For nearly two years now, Google has been gradually rolling out a feature to all Chrome users that analyzes their browsing history within the browser itself. This feature aims to replace third-party cookies and individual tracking by categorizing you into an interest category and sharing that category with advertisers. It’s like having a function in your credit card account that evaluates your activities to pass on your spending habits to the advertising industry, so they can send you tailored ads. Ironically, it’s called “Privacy Sandbox”. To check if this is enabled in your Chrome or Chromium browser, simply enter chrome://settings/adPrivacy into the address bar (yes, the configuration page is called “Ad Privacy”). However, I wouldn’t even want to have this built into my browser, no matter if activated or not. If you’re not a fan of this, you might want to consider switching to Firefox.

    • There’s another comment here about banks scrapping your history. Guess I’ll ask because now I’m curious. What’s a realistic way to get around this type of thing with banks and credit cards short of using cash? I hate cash :(

      • Probably a local credit union, provided it’s FDIC insured and has decent terms of membership. Most credit unions aren’t in the business of spying on the people that own them, their purpose is just to manage their clients’ money and facilitate spending.

      • None.

        Even if your bank doesn’t do it, the credit card processor will. They will be very careful to “anonymize” the data up to a legally plausible deniability level, just like Google does, before selling it, but that’s about it. Even if you use multiple banks with multiple credit cards with different card processors, someone purchasing enough of the “anonymized” data would be able to correlate some of it.

        If you don’t want (almost) any data to be scraped, it’s either cash or Monero.

        However… if you have no credit history, don’t expect to get any loans, so you might want to build a history of being a reliable fool good client.

  • Honestly this is better than the old suit, but I still don’t want it.

    What I would like: this is a webpage about cars, maybe the ads should be relevant to the content, instead of images of disgusting toenails that say “your doctor will eat your baby if you don’t read this”

    • I honestly wonder if the advertising industry is just a house of cards, with everyone so far up their own asses that they couldn’t possibly realize how much energy, resources, and dignity is just getting wasted.

      I can’t help but feel sorry for whoever thought their “targeted advertising” worked when I just accidentally picked up my tablet and clumsily landed a finger on a banner, or let an entire video ad play because I was preoccupied and not physically able to skip it.
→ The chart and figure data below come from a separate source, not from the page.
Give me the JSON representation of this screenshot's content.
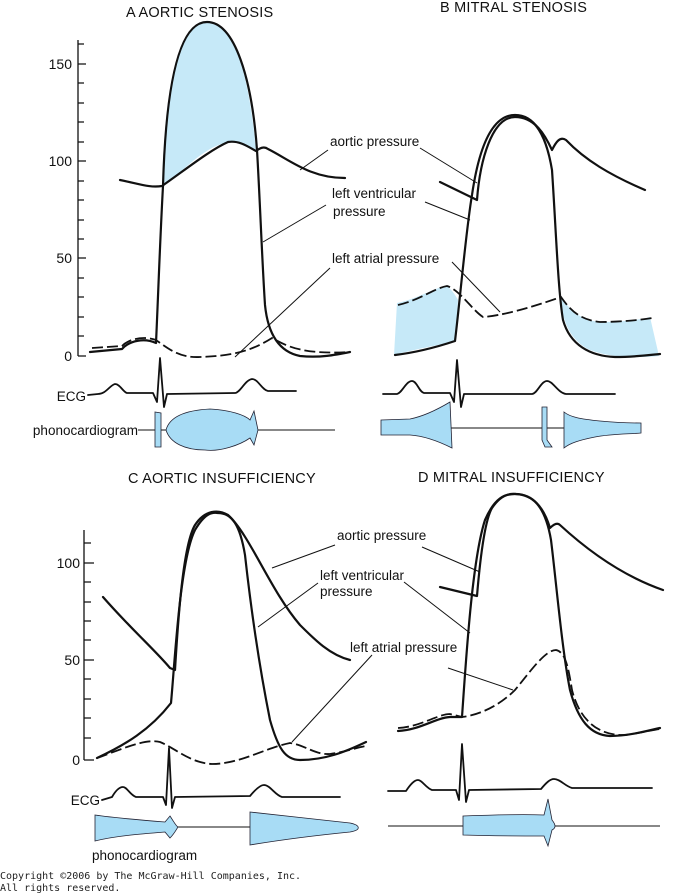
{
  "panels": {
    "a": {
      "title": "A   AORTIC STENOSIS",
      "y_ticks": [
        "150",
        "100",
        "50",
        "0"
      ]
    },
    "b": {
      "title": "B   MITRAL STENOSIS"
    },
    "c": {
      "title": "C   AORTIC INSUFFICIENCY",
      "y_ticks": [
        "100",
        "50",
        "0"
      ]
    },
    "d": {
      "title": "D   MITRAL INSUFFICIENCY"
    }
  },
  "labels": {
    "aortic_pressure": "aortic pressure",
    "left_ventricular_1": "left ventricular",
    "left_ventricular_2": "pressure",
    "left_atrial_pressure": "left atrial pressure",
    "ecg": "ECG",
    "phonocardiogram": "phonocardiogram"
  },
  "colors": {
    "shaded_area": "#c6e9f8",
    "phonocardiogram_fill": "#a8dcf5",
    "curves": "#111111"
  },
  "copyright": {
    "line1": "Copyright ©2006 by The McGraw-Hill Companies, Inc.",
    "line2": "All rights reserved."
  }
}
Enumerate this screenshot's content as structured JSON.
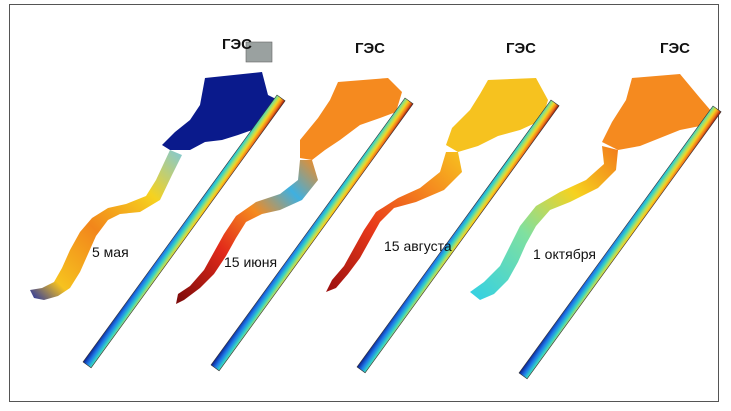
{
  "panels": [
    {
      "ges": "ГЭС",
      "date": "5 мая"
    },
    {
      "ges": "ГЭС",
      "date": "15 июня"
    },
    {
      "ges": "ГЭС",
      "date": "15 августа"
    },
    {
      "ges": "ГЭС",
      "date": "1 октября"
    }
  ],
  "colors": {
    "cold": "#0a1a8c",
    "cyan": "#22c8e6",
    "yellow": "#f6d21f",
    "orange": "#f58a1f",
    "red": "#e22a1a",
    "darkred": "#7a0a0a"
  }
}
The only ads I genuinely pay attention to are the promotional newsletters I actually sign up for out of legitimate interest from those sites, not out of pride or anything, it’s just the only instance where actually find myself interested in what’s being advertised. Everything else out there in the “targeted” web is just white noise to me, and people think it’s a gold mine.

      • I buy a washing machine after a 20 minute search and going to a click and collect website to place an order with a local big brand store.

        For the next 6 months:

        “HEY CHECK OUT THESE WASHING MACHINES LOOK AT THESE REVIEWS WASHING MACHINES ON SPECIAL CLIIIICK MEEEEEE”

    • I’d expect that the advertisement is relevant to the content of the page. But I don’t know, as I haven’t seen a single bit of advertisement for the last 15 years.

    • maybe the ads should be relevant to the content

      Back in the old days, that used to be how it worked… but soon ad networks learned that showing ads “relevant to the user” had better click-through rates than showing ads “relevant to the content”, with the content becoming only a data point to classify the user for the best ads that might sway them.

      Soon after, advertisers caught on the trend, started blindly paying for ads targeted at user profiles, then ad networks stopped showing stats about whether content-targeted or user-targeted ads were getting better conversion rates, and everyone has been coasting on blind faith in “the algorithm” ever since.

  • That’s just one out of many chrome settings to keep track of. It’s just easier to change browser and pick one that provide decent privacy by default. See Firefox, Brave, Tor Browser.